A coupled surface water and variably-saturated groundwater model is developed for a coastal salt marsh (Nueces Delta, Texas USA). To evaluate the relative impacts of common model simplifications, the new model is compared against a prior salinity transport model that neglects evaporation and groundwater coupling. Both marsh-scale (at coarse grid resolution) and bank-scale (at fine grid resolution) simulations are used to examine the flux mechanisms in the intertidal zone where soil-moisture evaporation and groundwater fluxes contribute to hypersalinity. New numerical methods provide the groundwater-surface water coupling mechanisms necessary for practical marsh-scale simulations using the two-dimensional (2D) Shallow Water Equations for surface water and the density-dependent 3D Richards equation for groundwater.
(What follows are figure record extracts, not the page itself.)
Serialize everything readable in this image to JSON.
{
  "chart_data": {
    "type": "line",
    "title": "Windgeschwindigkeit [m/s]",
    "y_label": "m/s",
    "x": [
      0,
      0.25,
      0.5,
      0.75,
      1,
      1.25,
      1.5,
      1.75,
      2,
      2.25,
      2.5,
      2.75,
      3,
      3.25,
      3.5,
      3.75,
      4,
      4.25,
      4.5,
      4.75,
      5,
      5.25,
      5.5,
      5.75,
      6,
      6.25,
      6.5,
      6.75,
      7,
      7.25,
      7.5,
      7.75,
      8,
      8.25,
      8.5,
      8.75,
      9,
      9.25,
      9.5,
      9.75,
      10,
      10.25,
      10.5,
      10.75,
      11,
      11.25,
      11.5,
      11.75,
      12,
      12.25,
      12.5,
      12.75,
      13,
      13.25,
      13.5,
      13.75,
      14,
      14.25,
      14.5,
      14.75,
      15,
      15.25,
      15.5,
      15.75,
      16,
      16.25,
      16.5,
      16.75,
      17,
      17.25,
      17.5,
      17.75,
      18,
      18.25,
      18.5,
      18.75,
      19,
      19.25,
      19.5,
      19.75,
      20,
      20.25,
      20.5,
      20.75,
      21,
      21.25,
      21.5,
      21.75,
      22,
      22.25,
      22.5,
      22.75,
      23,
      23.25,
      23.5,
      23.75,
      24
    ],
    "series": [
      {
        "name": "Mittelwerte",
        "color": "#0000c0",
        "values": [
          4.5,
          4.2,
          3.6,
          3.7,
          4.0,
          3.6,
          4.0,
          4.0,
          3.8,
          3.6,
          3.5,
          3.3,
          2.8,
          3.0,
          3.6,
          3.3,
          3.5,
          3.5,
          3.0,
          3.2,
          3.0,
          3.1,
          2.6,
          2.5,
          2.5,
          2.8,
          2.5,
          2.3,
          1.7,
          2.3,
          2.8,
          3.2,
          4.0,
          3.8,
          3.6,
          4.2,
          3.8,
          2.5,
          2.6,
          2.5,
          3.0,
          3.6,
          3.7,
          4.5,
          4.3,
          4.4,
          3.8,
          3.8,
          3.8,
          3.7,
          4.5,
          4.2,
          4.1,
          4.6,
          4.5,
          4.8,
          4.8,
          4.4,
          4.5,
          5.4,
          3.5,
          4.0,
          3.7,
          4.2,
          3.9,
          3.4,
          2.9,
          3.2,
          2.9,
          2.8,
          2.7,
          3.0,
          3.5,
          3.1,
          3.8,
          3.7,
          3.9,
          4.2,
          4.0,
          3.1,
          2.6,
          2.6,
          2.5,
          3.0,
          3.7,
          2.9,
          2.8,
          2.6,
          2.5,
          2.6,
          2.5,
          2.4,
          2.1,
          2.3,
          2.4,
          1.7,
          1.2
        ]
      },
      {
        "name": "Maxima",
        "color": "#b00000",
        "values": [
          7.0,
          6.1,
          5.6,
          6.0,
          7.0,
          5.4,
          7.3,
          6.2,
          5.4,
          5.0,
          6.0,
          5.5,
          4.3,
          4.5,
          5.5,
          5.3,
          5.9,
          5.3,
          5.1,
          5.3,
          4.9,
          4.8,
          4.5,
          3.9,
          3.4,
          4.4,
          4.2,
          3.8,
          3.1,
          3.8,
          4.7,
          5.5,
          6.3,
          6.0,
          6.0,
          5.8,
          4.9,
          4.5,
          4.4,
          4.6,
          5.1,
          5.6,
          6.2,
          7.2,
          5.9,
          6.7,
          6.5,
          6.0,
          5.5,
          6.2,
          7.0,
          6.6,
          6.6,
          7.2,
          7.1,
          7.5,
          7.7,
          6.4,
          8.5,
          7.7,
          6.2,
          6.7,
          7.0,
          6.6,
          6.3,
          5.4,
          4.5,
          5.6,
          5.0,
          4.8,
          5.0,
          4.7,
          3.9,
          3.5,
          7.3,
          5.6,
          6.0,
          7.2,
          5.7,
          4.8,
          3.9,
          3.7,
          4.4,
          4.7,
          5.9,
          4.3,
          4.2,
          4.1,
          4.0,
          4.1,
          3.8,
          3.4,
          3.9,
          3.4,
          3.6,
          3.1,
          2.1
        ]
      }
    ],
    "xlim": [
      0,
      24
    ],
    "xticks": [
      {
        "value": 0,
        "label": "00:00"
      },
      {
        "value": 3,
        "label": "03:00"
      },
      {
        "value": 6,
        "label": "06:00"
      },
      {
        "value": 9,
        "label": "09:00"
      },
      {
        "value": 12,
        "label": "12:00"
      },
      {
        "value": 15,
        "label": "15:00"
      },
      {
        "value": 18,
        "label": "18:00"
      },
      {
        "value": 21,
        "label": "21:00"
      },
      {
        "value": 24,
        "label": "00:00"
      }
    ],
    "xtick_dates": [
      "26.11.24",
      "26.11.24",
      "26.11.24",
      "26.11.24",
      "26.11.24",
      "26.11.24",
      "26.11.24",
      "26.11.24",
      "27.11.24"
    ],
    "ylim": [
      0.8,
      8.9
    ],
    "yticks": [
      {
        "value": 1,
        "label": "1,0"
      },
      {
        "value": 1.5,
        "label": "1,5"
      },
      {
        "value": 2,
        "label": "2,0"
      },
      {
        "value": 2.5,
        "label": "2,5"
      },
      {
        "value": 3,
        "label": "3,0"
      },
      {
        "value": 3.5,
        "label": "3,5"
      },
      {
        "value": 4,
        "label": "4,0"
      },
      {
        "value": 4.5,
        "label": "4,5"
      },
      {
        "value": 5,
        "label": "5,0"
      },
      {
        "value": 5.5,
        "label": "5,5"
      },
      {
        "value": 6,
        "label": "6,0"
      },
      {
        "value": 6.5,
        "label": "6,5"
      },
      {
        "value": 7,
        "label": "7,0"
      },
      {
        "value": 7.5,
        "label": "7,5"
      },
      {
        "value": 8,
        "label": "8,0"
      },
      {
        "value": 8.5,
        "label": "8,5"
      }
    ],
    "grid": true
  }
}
An asynchronous surface-subsurface coupling scheme is shown to significantly reduce the computational cost of marsh-scale simulations. Comparison of marsh-scale and bank-scale results indicates that a coarse model grid can represent the mechanisms of surface/subsurface salinity flux in the intertidal zone, but likely misrepresents the inundation effects of topography smaller than the model grid. Due to relatively weak tidal amplitudes at the study site, surface-water evaporation is a stronger driver of hypersalinity than surface-subsurface exchange induced by soil-moisture evaporation. The combination of evaporation and groundwater exchange creates small hypersalinity "hot spots"that do not appear in the simulations neglecting these processes. However, including these processes has only a marginal impact on comparisons with field data previously collected in the marsh. Both types of simulations have good agreement for surface-water volumetric transport (as evidenced by water surface levels), but the remaining model-field disagreement in salinity appears to be dominated by biases in salinity transport for oscillatory (tidal, wind-driven) fluxes through narrow channels.